Four years after rolling out the original Complete Streets program, City Hall has decided to embark on a new traffic-calming project, “Complete Streets 2.0.”

Spearheaded by transit chief Doug Hausladen ’04 and city engineer Giovanni Zinn ’05, the new initiative aims to coordinate transit between cyclists, pedestrians and motor vehicles through quick and inexpensive means such as painting new crosswalks, putting boxed plants in illegal parking spaces and using delineator tubes to separate bike paths. The city aims to roll out twenty to thirty of these projects by the end of the fiscal year on June 30, 2015, Hausladen said.

“With our budget, we can only afford to do one or two projects a year,” said Hausladen. “And with the amount of calming we need to do, the mayor made it very clear that we need to find solutions that can get to more neighborhoods and have a more broad impact.”

According to the Complete Streets manual from the original program, the program seeks to enable safe access for everyone on the roads.

In 2008, the Board of Aldermen approved the creation of a Complete Streets steering committee to oversee development of the city’s road system. The move came in response to community-wide concern over the amount of traffic accidents in the city. That year, two pedestrians were killed in traffic accidents.

Hausladen noted that New Haven drivers rank among the worst nationwide. According to All State America’s Best Drivers Report, released in August, New Haven had the 10th worst driving record ranking among 200 cities across the country.

Carol Brown, who has worked as a crossing guard in New Haven for the past eight years, said that the city has a bad traffic problem.

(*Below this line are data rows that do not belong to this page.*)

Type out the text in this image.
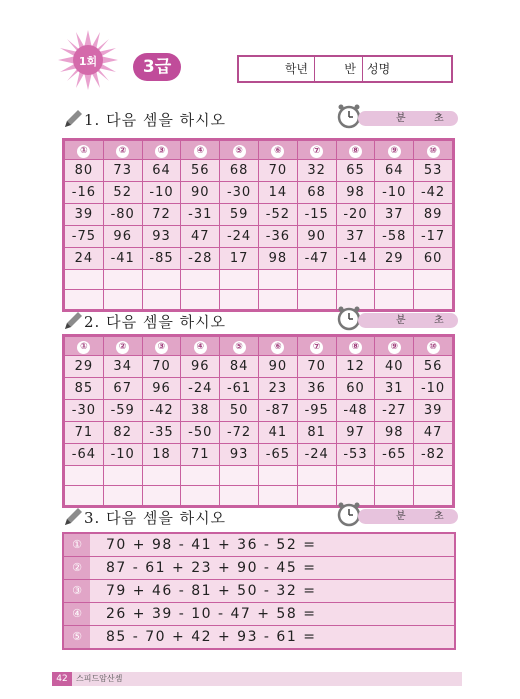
1회	3급	학년	반 성명
1. 다음 셈을 하시오	분	초
①	②	③	④	⑤	⑥	⑦	⑧	⑨	⑩
80	73	64	56	68	70	32	65	64	53
-16	52	-10	90	-30	14	68	98	-10	-42
39	-80	72	-31	59	-52	-15	-20	37	89
-75	96	93	47	-24	-36	90	37	-58	-17
24	-41	-85	-28	17	98	-47	-14	29	60

2. 다음 셈을 하시오	분	초
①	②	③	④	⑤	⑥	⑦	⑧	⑨	⑩
29	34	70	96	84	90	70	12	40	56
85	67	96	-24	-61	23	36	60	31	-10
-30	-59	-42	38	50	-87	-95	-48	-27	39
71	82	-35	-50	-72	41	81	97	98	47
-64	-10	18	71	93	-65	-24	-53	-65	-82

3. 다음 셈을 하시오	분	초
①	70 + 98 - 41 + 36 - 52 =
②	87 - 61 + 23 + 90 - 45 =
③	79 + 46 - 81 + 50 - 32 =
④	26 + 39 - 10 - 47 + 58 =
⑤	85 - 70 + 42 + 93 - 61 =
42	스피드암산셈
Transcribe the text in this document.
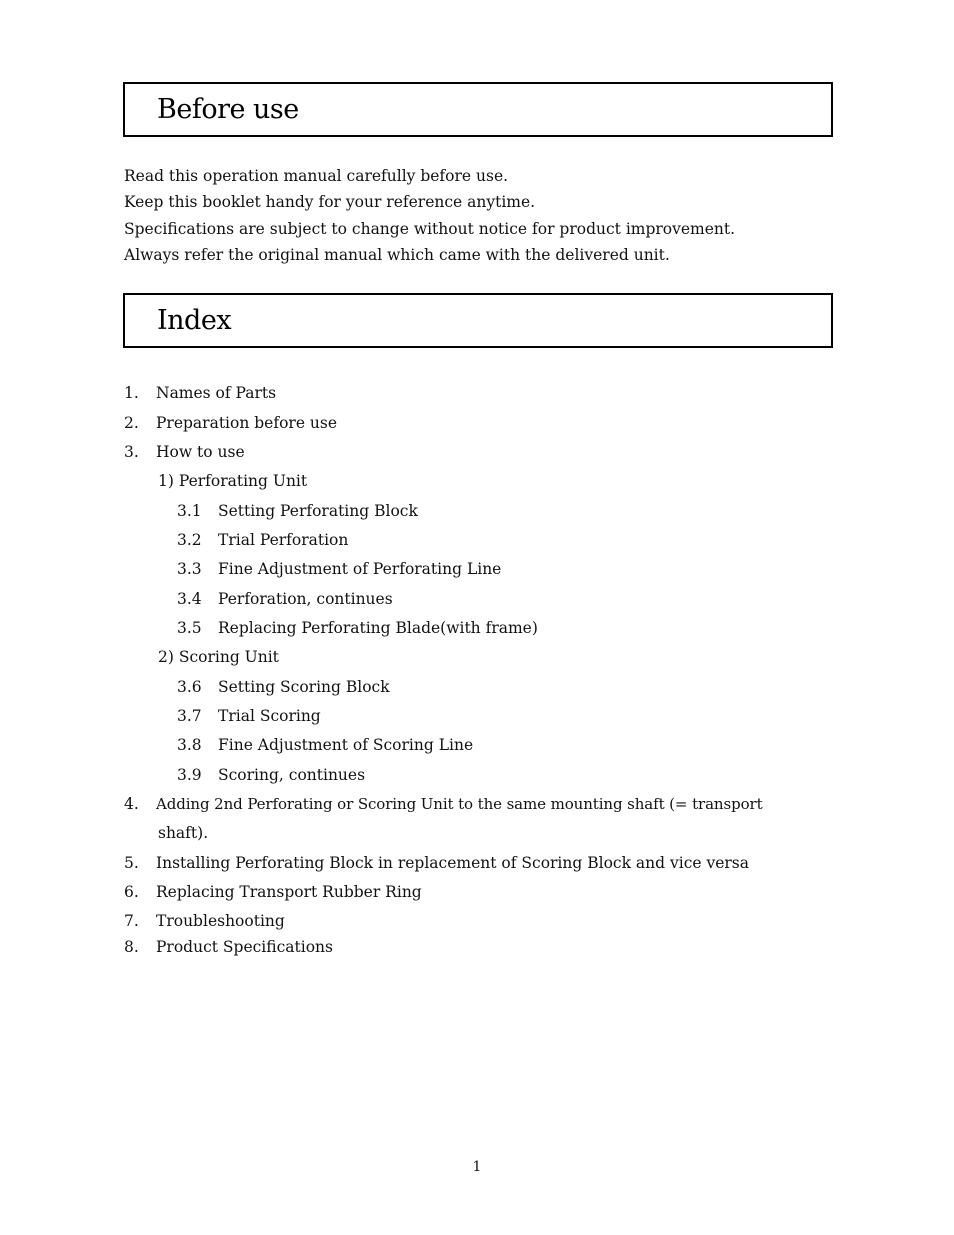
Before use
Read this operation manual carefully before use.
Keep this booklet handy for your reference anytime.
Specifications are subject to change without notice for product improvement.
Always refer the original manual which came with the delivered unit.
Index
1. Names of Parts
2. Preparation before use
3. How to use
1) Perforating Unit
3.1 Setting Perforating Block
3.2 Trial Perforation
3.3 Fine Adjustment of Perforating Line
3.4 Perforation, continues
3.5 Replacing Perforating Blade(with frame)
2) Scoring Unit
3.6 Setting Scoring Block
3.7 Trial Scoring
3.8 Fine Adjustment of Scoring Line
3.9 Scoring, continues
4. Adding 2nd Perforating or Scoring Unit to the same mounting shaft (= transport
shaft).
5. Installing Perforating Block in replacement of Scoring Block and vice versa
6. Replacing Transport Rubber Ring
7. Troubleshooting
8. Product Specifications
1
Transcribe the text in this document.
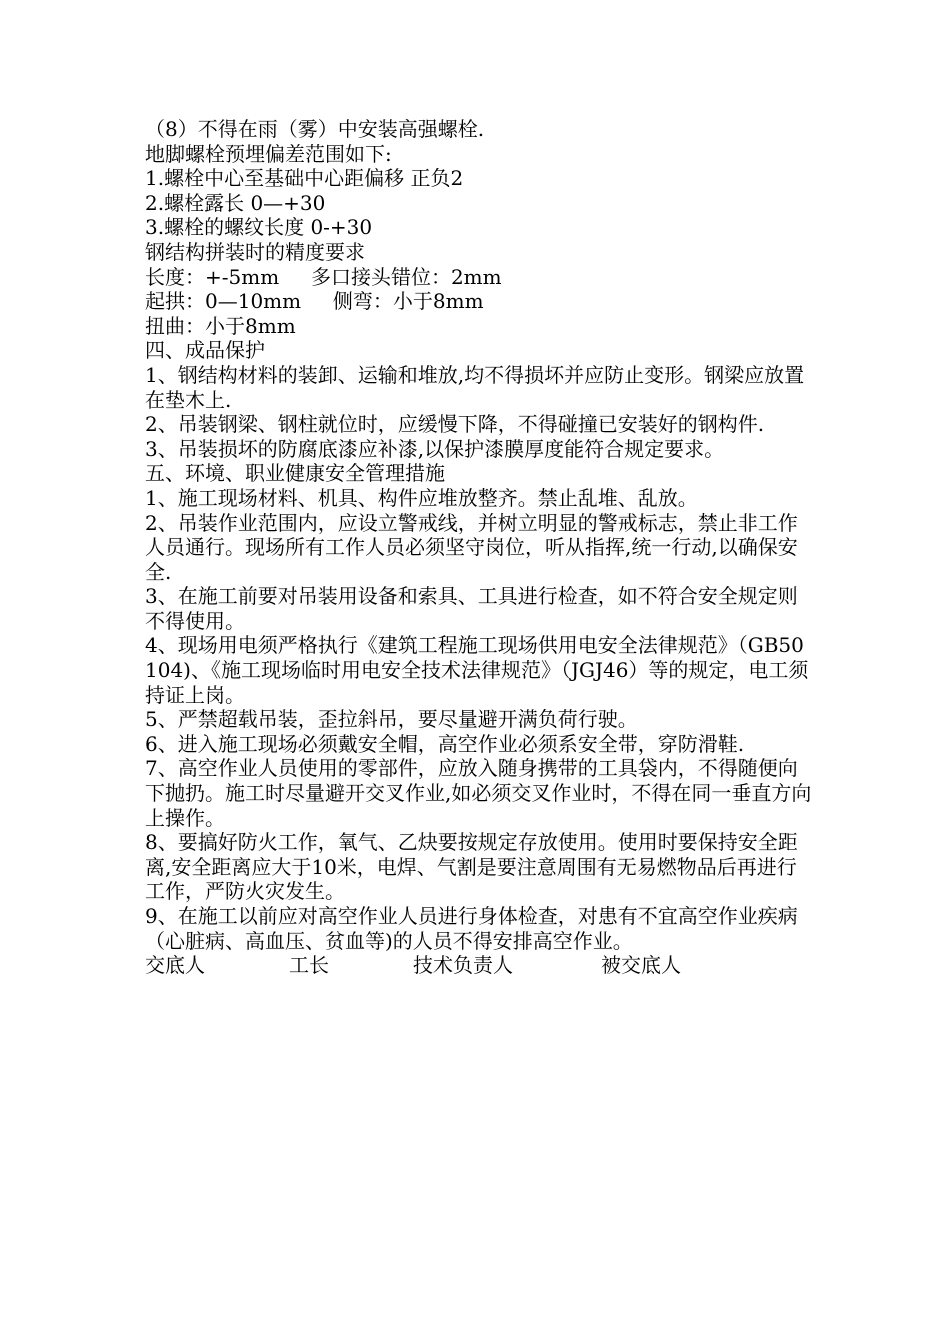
（8）不得在雨（雾）中安装高强螺栓.
地脚螺栓预埋偏差范围如下:
1.螺栓中心至基础中心距偏移 正负2
2.螺栓露长 0—+30
3.螺栓的螺纹长度 0-+30
钢结构拼装时的精度要求
长度：+-5mm     多口接头错位：2mm
起拱：0—10mm     侧弯：小于8mm
扭曲：小于8mm
四、成品保护
1、钢结构材料的装卸、运输和堆放,均不得损坏并应防止变形。钢梁应放置在垫木上.
2、吊装钢梁、钢柱就位时，应缓慢下降，不得碰撞已安装好的钢构件.
3、吊装损坏的防腐底漆应补漆,以保护漆膜厚度能符合规定要求。
五、环境、职业健康安全管理措施
1、施工现场材料、机具、构件应堆放整齐。禁止乱堆、乱放。
2、吊装作业范围内，应设立警戒线，并树立明显的警戒标志，禁止非工作人员通行。现场所有工作人员必须坚守岗位，听从指挥,统一行动,以确保安全.
3、在施工前要对吊装用设备和索具、工具进行检查，如不符合安全规定则不得使用。
4、现场用电须严格执行《建筑工程施工现场供用电安全法律规范》（GB50104)、《施工现场临时用电安全技术法律规范》（JGJ46）等的规定，电工须持证上岗。
5、严禁超载吊装，歪拉斜吊，要尽量避开满负荷行驶。
6、进入施工现场必须戴安全帽，高空作业必须系安全带，穿防滑鞋.
7、高空作业人员使用的零部件，应放入随身携带的工具袋内，不得随便向下抛扔。施工时尽量避开交叉作业,如必须交叉作业时，不得在同一垂直方向上操作。
8、要搞好防火工作，氧气、乙炔要按规定存放使用。使用时要保持安全距离,安全距离应大于10米，电焊、气割是要注意周围有无易燃物品后再进行工作，严防火灾发生。
9、在施工以前应对高空作业人员进行身体检查，对患有不宜高空作业疾病（心脏病、高血压、贫血等)的人员不得安排高空作业。
交底人	工长	技术负责人	被交底人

“People don’t even want to stop for school buses,” she said. “It’s pretty dangerous down here.”

Shirley Goforth, another crossing guard, said that crossing times in the downtown area should be longer, as pedestrians have only nine seconds to cross the street in certain locations, including at the Church and Elm intersection.

Hausladen said that his office has received around 75 requests for traffic calming since Mayor Toni Harp appointed him as head of transportation, traffic and parking at the end of January this year. He also said that he would draw on inspiration from larger cities that have taken on similar traffic-calming challenges, citing New York City as an example.

New Haven resident Ed Rugemer, who often rides his bike to get around the city, often compared the potential traffic-calming project in New Haven to programs that have been implemented in Boston. Rugemer said he lived in Boston when the city narrowed the streets to add bike paths, which he said did not worsen motor traffic.

Hausladen agreed with him, saying that a bike path on Church Street, one of New Haven’s major transit arteries, would not impede traffic flow for cars.

“We have to rethink how we do roads,” Hausladen said. “There are 12-foot travel lanes on Church Street. We can make them 10 feet.”

In a New Haven Independent poll asking 112 people how they thought a Church Street bike lane should be structured, only 12.5 percent of respondents said that there was no need for a bike lane on Church Street. The majority of the other respondents said the bike lane should be separated by planters.

“I think [more bike paths] would be a good idea and it’s safer for people, especially now that it’s getting dark earlier,” said New Haven resident Tanise Clark.

Travis Smith, another resident who said he rides his bike every day to and from work, echoed Clark’s statement that having more bike paths would increase safety.

However, Hausladen said that there are three potential challenges to Complete Streets 2.0: adhering to the proposed timeline, maintaining the new traffic markers and communicating with residents about the project.

Hausladen added that the city would consistently update their website with project developments, through which he hopes to quash residents’ concern that the city is not doing enough to limit traffic.